Topo

Mauricio Stycer

"Papa da dublagem", Orlando Drummond ganhou papel de Seu de Peru por acaso

Orlando Drummond, ao completar 100 anos, foi homenageado pela produção da Escolinha do Professor Raimundo - Reprodução/Twitter
Orlando Drummond, ao completar 100 anos, foi homenageado pela produção da Escolinha do Professor Raimundo Imagem: Reprodução/Twitter

Colunista do UOL

13/01/2020 05h01

Receba os novos posts desta coluna no seu e-mail

Email inválido

Voz do Scooby-Doo, do Alf e do Popeye, entre centenas de outros personagens da animação e do cinema que dublou, Orlando Drummond só descobriu a fama perto dos 70 anos, quando ganhou a vaga, por acidente, para viver o Seu Peru na "Escolinha do Professor Raimundo", na Globo.

O papel criado por Chico Anysio estava destinado a um outro ator, que passou pelo teste, fez laboratório e ensaiou, mas na última hora desistiu. "Ele não se sentiu confortável com a personagem e com a possível repercussão que poderia ter", conta o jornalista Vitor Gagliardo em "Orlando Drummond - Versão Brasileira" (Gryphus, 340 págs., R$ 69,90).

A diretora Cininha de Paula não revela quem foi o ator que abriu mão do papel ("Eu realmente não me lembro"), mas conta que foi o próprio Chico Anysio que tomou a decisão que ajudaria a mudar a vida do "papa da dublagem". "Chama o Drummond! Ele vai dar conta!"

Hoje, o ator e dublador diz: "Eu não sou mais o Orlando Drummond; eu sou o Seu Peru". Gagliardo conta que Chico dava muita liberdade aos atores para adaptarem os personagens. Segundo o biógrafo, apenas a frase "Estou porrr aqui" foi criada previamente. Tudo o mais, como "Peru com mel de Vila Isabel", "Use-me e abuse-me, teacher!" e "Te dou o maiorrr apoio", foi invenção do ator.

Capa da biografia do ator e dublador Orlando Drummond, que acaba de ser lançada - Reprodução - Reprodução
Capa da biografia do ator e dublador Orlando Drummond, que acaba de ser lançada
Imagem: Reprodução
A generosa biografia de Gagliardo é também uma aula sobre rádio, dublagem e televisão, com muita informação sobre os ambientes que Drummond conheceu profissionalmente e sobre o que ele fez em cada lugar. O autor tem o cuidado de resumir didaticamente a história de cada programa radiofônico, cada filme e cada desenho animado em que o ator atuou.

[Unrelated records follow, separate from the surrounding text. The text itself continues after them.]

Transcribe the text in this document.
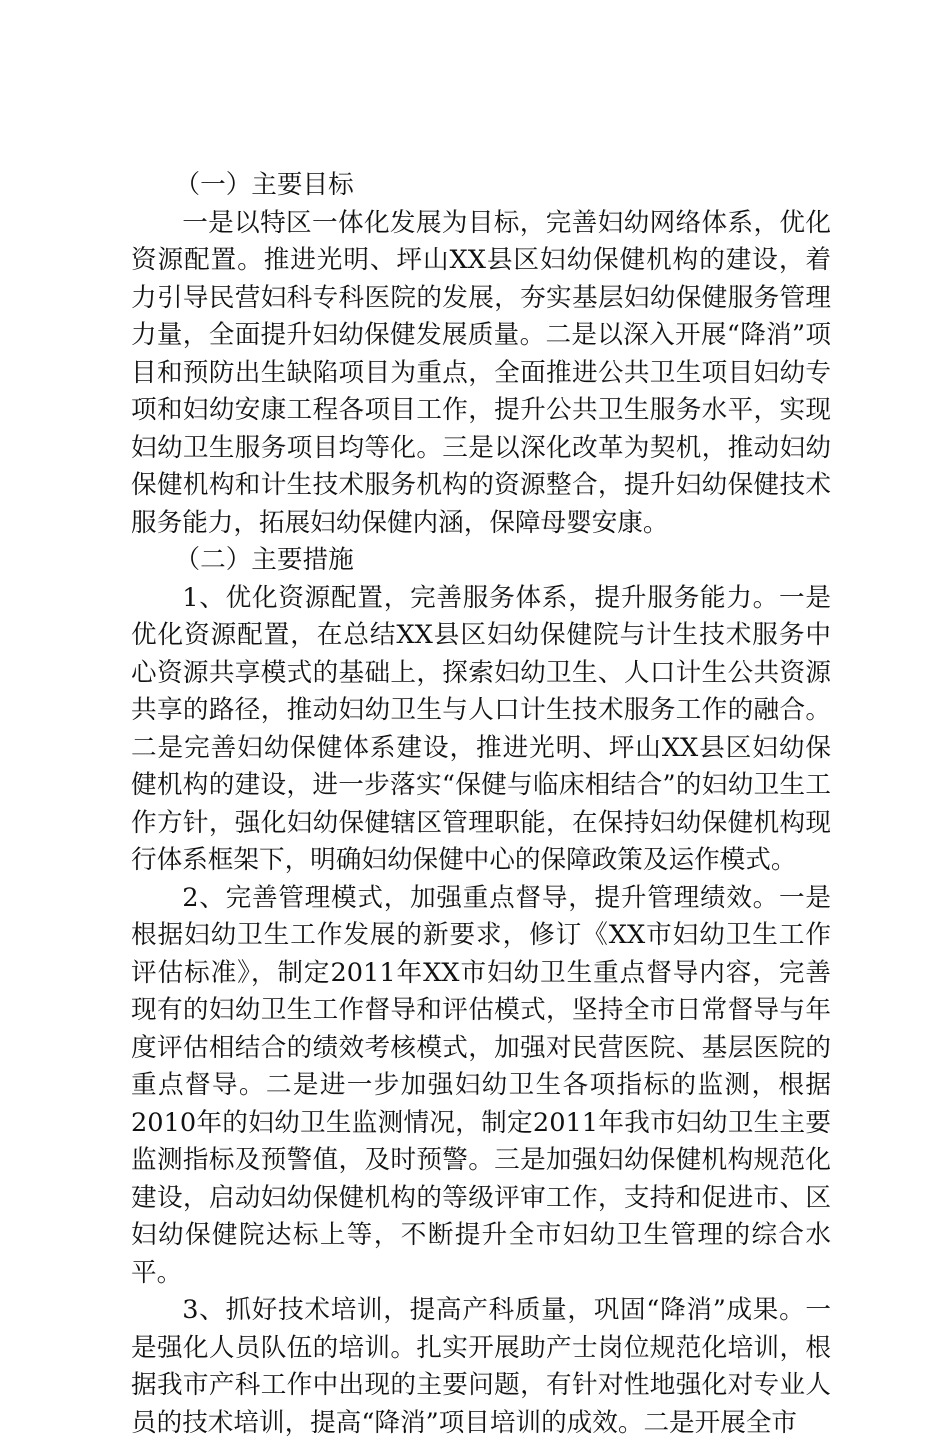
（一）主要目标

一是以特区一体化发展为目标，完善妇幼网络体系，优化资源配置。推进光明、坪山XX县区妇幼保健机构的建设，着力引导民营妇科专科医院的发展，夯实基层妇幼保健服务管理力量，全面提升妇幼保健发展质量。二是以深入开展“降消”项目和预防出生缺陷项目为重点，全面推进公共卫生项目妇幼专项和妇幼安康工程各项目工作，提升公共卫生服务水平，实现妇幼卫生服务项目均等化。三是以深化改革为契机，推动妇幼保健机构和计生技术服务机构的资源整合，提升妇幼保健技术服务能力，拓展妇幼保健内涵，保障母婴安康。

（二）主要措施

1、优化资源配置，完善服务体系，提升服务能力。一是优化资源配置，在总结XX县区妇幼保健院与计生技术服务中心资源共享模式的基础上，探索妇幼卫生、人口计生公共资源共享的路径，推动妇幼卫生与人口计生技术服务工作的融合。二是完善妇幼保健体系建设，推进光明、坪山XX县区妇幼保健机构的建设，进一步落实“保健与临床相结合”的妇幼卫生工作方针，强化妇幼保健辖区管理职能，在保持妇幼保健机构现行体系框架下，明确妇幼保健中心的保障政策及运作模式。

2、完善管理模式，加强重点督导，提升管理绩效。一是根据妇幼卫生工作发展的新要求，修订《XX市妇幼卫生工作评估标准》，制定2011年XX市妇幼卫生重点督导内容，完善现有的妇幼卫生工作督导和评估模式，坚持全市日常督导与年度评估相结合的绩效考核模式，加强对民营医院、基层医院的重点督导。二是进一步加强妇幼卫生各项指标的监测，根据2010年的妇幼卫生监测情况，制定2011年我市妇幼卫生主要监测指标及预警值，及时预警。三是加强妇幼保健机构规范化建设，启动妇幼保健机构的等级评审工作，支持和促进市、区妇幼保健院达标上等，不断提升全市妇幼卫生管理的综合水平。

3、抓好技术培训，提高产科质量，巩固“降消”成果。一是强化人员队伍的培训。扎实开展助产士岗位规范化培训，根据我市产科工作中出现的主要问题，有针对性地强化对专业人员的技术培训，提高“降消”项目培训的成效。二是开展全市
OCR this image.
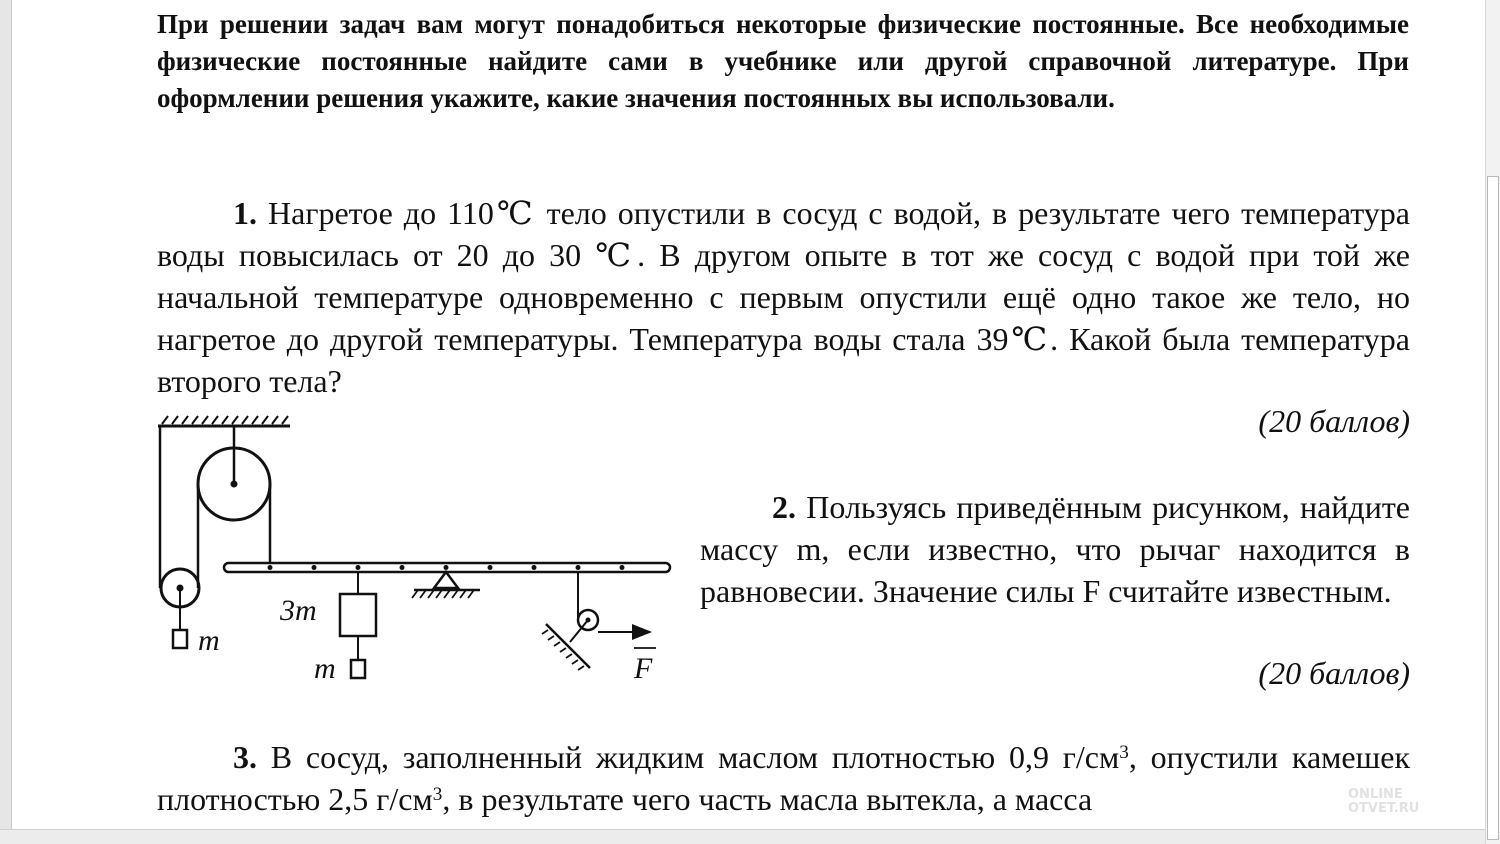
При решении задач вам могут понадобиться некоторые физические постоянные. Все необходимые физические постоянные найдите сами в учебнике или другой справочной литературе. При оформлении решения укажите, какие значения постоянных вы использовали.

1. Нагретое до 110℃ тело опустили в сосуд с водой, в результате чего температура воды повысилась от 20 до 30 ℃. В другом опыте в тот же сосуд с водой при той же начальной температуре одновременно с первым опустили ещё одно такое же тело, но нагретое до другой температуры. Температура воды стала 39℃. Какой была температура второго тела?

(20 баллов)

m
3m
m	F

2. Пользуясь приведённым рисунком, найдите массу m, если известно, что рычаг находится в равновесии. Значение силы F считайте известным.

(20 баллов)

3. В сосуд, заполненный жидким маслом плотностью 0,9 $г/см^3$, опустили камешек плотностью 2,5 $г/см^3$, в результате чего часть масла вытекла, а масса	ONLINE
OTVET.RU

Nascido no Rio em 1919, Orlando tentou vários trabalhos antes de conseguir um emprego como contrarregra na rádio Tupi, em 1942. Dos bastidores vira radioator e de lá salta para a TV Tupi, onde fez pequenos papeis em programas de humor.

A atividade a qual mais se dedicou, como se sabe, foi a dublagem. E é na descrição que o autor faz deste universo que reside um dos maiores interesses da biografia. Trata-se de uma aula sobre o assunto, com lições sobre a técnica, relatos sobre a precariedade inicial do trabalho, as greves por direitos (Drummond ficou marcado como "fura-greve" em 1978) e a regulamentação do ofício, sem falar da menção a uma série de profissionais que se destacaram como dubladores.

O livro termina lembrando das muitas homenagens que Drummond recebeu no seu centenário, em outubro passado, incluindo o seu encontro com Marcos Caruso, que vive o Seu Peru na nova "Escolinha do Professor Raimundo".

A diretora Cininha de Paula arrisca uma explicação para a permanência do personagem - a caracterização do ator: "Na era do politicamente correto, talvez não tivesse espaço para o Seu Peru. Mas ele tá aí e é adorado, graças aos Orlando Drummond". Caruso vai na mesma direção: "Ele cria uma caricatura, não deixa de ser, mas é uma caricatura sem juízo de valor. Não está julgando o gay. Ele está vivendo o gay".

Gagliardo encerra o livro dizendo que Drummond não gosta de ser chamado de "papa da dublagem". Prefere dizer que é um dos pioneiros. Em todo caso, lembra o autor, três netos de Drummond são hoje dubladores e ele é uma referência para as novas gerações.